This book is virtually impossible to find, and the pdf I found is missing editorial introductions and a final essay, but Fanon’s texts remain.
The underlying thread of Fanon’s psychiatry is the colonial inheritance of medical/psychiatric practice. In medics contexts what cannot be “diagnosed” does not exist. In the body of the colonized subject, this relationship is exacerbated. Fanon views madness as potentially social, something that comes not as a result of denying reality but attempting to face it. When met with ineffability, the social structure of capitalism cannot but deny its humanity. In his practice, Fanon advocated for the subjectivity of his patients. Likewise, he participated in efforts to collectivize the psychiatric hospitals, seeing profound results. The text ends with an essay on the colonial subject, and the experience of colonialism as a psychiatric detriment to the person - in particular the relationship between labor, surveillance, and psychiatric internalization of the settler gaze.

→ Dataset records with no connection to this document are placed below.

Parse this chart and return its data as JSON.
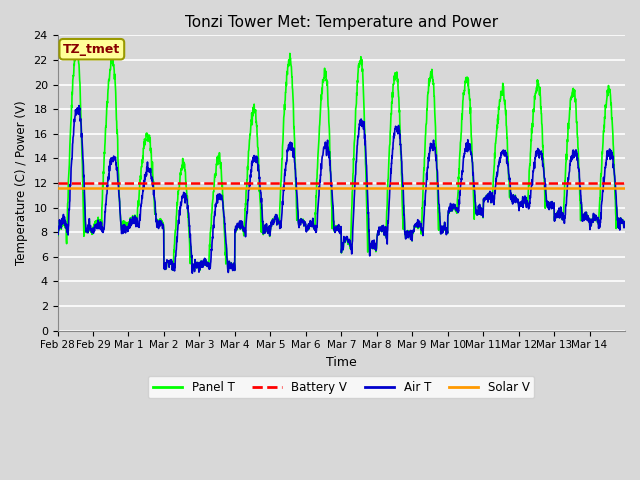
{
  "title": "Tonzi Tower Met: Temperature and Power",
  "xlabel": "Time",
  "ylabel": "Temperature (C) / Power (V)",
  "ylim": [
    0,
    24
  ],
  "yticks": [
    0,
    2,
    4,
    6,
    8,
    10,
    12,
    14,
    16,
    18,
    20,
    22,
    24
  ],
  "xtick_labels": [
    "Feb 28",
    "Feb 29",
    "Mar 1",
    "Mar 2",
    "Mar 3",
    "Mar 4",
    "Mar 5",
    "Mar 6",
    "Mar 7",
    "Mar 8",
    "Mar 9",
    "Mar 10",
    "Mar 11",
    "Mar 12",
    "Mar 13",
    "Mar 14"
  ],
  "bg_color": "#d8d8d8",
  "plot_bg_color": "#d8d8d8",
  "grid_color": "#ffffff",
  "battery_v": 12.0,
  "solar_v": 11.6,
  "panel_t_color": "#00ff00",
  "battery_v_color": "#ff0000",
  "air_t_color": "#0000cc",
  "solar_v_color": "#ff9900",
  "line_width": 1.2,
  "annotation_text": "TZ_tmet",
  "annotation_color": "#880000",
  "annotation_bg": "#ffff99",
  "annotation_border": "#999900"
}
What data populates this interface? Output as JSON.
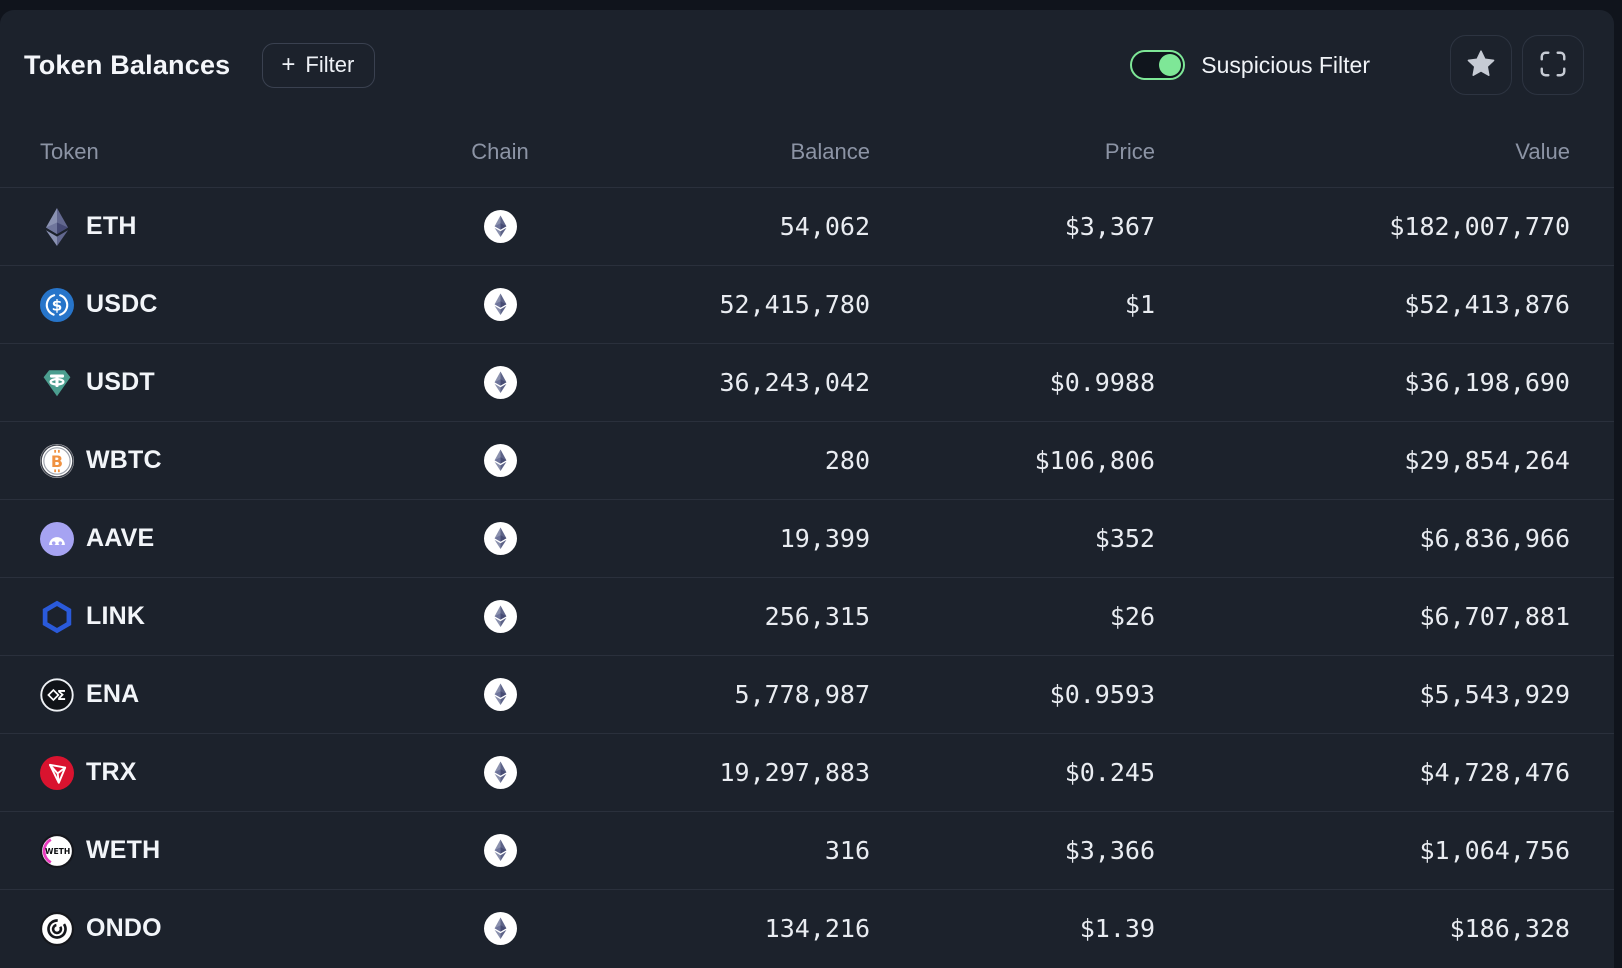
{
  "panel": {
    "title": "Token Balances",
    "filter_button": {
      "icon": "plus-icon",
      "label": "Filter"
    },
    "suspicious_filter_label": "Suspicious Filter",
    "suspicious_filter_on": true
  },
  "table": {
    "columns": [
      "Token",
      "Chain",
      "Balance",
      "Price",
      "Value"
    ],
    "rows": [
      {
        "token": "ETH",
        "token_icon": "eth-token-icon",
        "chain": "Ethereum",
        "chain_icon": "ethereum-chain-icon",
        "balance": "54,062",
        "price": "$3,367",
        "value": "$182,007,770"
      },
      {
        "token": "USDC",
        "token_icon": "usdc-token-icon",
        "chain": "Ethereum",
        "chain_icon": "ethereum-chain-icon",
        "balance": "52,415,780",
        "price": "$1",
        "value": "$52,413,876"
      },
      {
        "token": "USDT",
        "token_icon": "usdt-token-icon",
        "chain": "Ethereum",
        "chain_icon": "ethereum-chain-icon",
        "balance": "36,243,042",
        "price": "$0.9988",
        "value": "$36,198,690"
      },
      {
        "token": "WBTC",
        "token_icon": "wbtc-token-icon",
        "chain": "Ethereum",
        "chain_icon": "ethereum-chain-icon",
        "balance": "280",
        "price": "$106,806",
        "value": "$29,854,264"
      },
      {
        "token": "AAVE",
        "token_icon": "aave-token-icon",
        "chain": "Ethereum",
        "chain_icon": "ethereum-chain-icon",
        "balance": "19,399",
        "price": "$352",
        "value": "$6,836,966"
      },
      {
        "token": "LINK",
        "token_icon": "link-token-icon",
        "chain": "Ethereum",
        "chain_icon": "ethereum-chain-icon",
        "balance": "256,315",
        "price": "$26",
        "value": "$6,707,881"
      },
      {
        "token": "ENA",
        "token_icon": "ena-token-icon",
        "chain": "Ethereum",
        "chain_icon": "ethereum-chain-icon",
        "balance": "5,778,987",
        "price": "$0.9593",
        "value": "$5,543,929"
      },
      {
        "token": "TRX",
        "token_icon": "trx-token-icon",
        "chain": "Ethereum",
        "chain_icon": "ethereum-chain-icon",
        "balance": "19,297,883",
        "price": "$0.245",
        "value": "$4,728,476"
      },
      {
        "token": "WETH",
        "token_icon": "weth-token-icon",
        "chain": "Ethereum",
        "chain_icon": "ethereum-chain-icon",
        "balance": "316",
        "price": "$3,366",
        "value": "$1,064,756"
      },
      {
        "token": "ONDO",
        "token_icon": "ondo-token-icon",
        "chain": "Ethereum",
        "chain_icon": "ethereum-chain-icon",
        "balance": "134,216",
        "price": "$1.39",
        "value": "$186,328"
      }
    ]
  },
  "colors": {
    "page_bg": "#10141c",
    "card_bg": "#1c222c",
    "divider": "#2a303c",
    "accent_green": "#7ee797",
    "muted_header_text": "#8c94a5",
    "number_text": "#e9ecf1",
    "usdc_blue": "#2775ca",
    "usdt_teal": "#4b9e8f",
    "wbtc_orange": "#f09242",
    "aave_lavender": "#a6a3f2",
    "link_blue": "#2a5ada",
    "trx_red": "#d9132f",
    "weth_pink": "#e93cbe"
  }
}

A profound work, but perhaps the most profound is Fanon’s reflections of the communal transformation of the psychiatric hospital. He writes:
“Christmas, with its deeply embedded traditions, provided us with an opportunity… Religious hymns, choirs, carols… hands trembling with emotion. When we proposed the patients organize regular festivities… we hardly encountered any opposition. We attend merely as spectators. When the paranoid patient responsible for the musics number kept watch on the catatonic patient out of the corner of her eye to make sure she wasn’t losing the thread, pinching her when necessary to get her moving again.”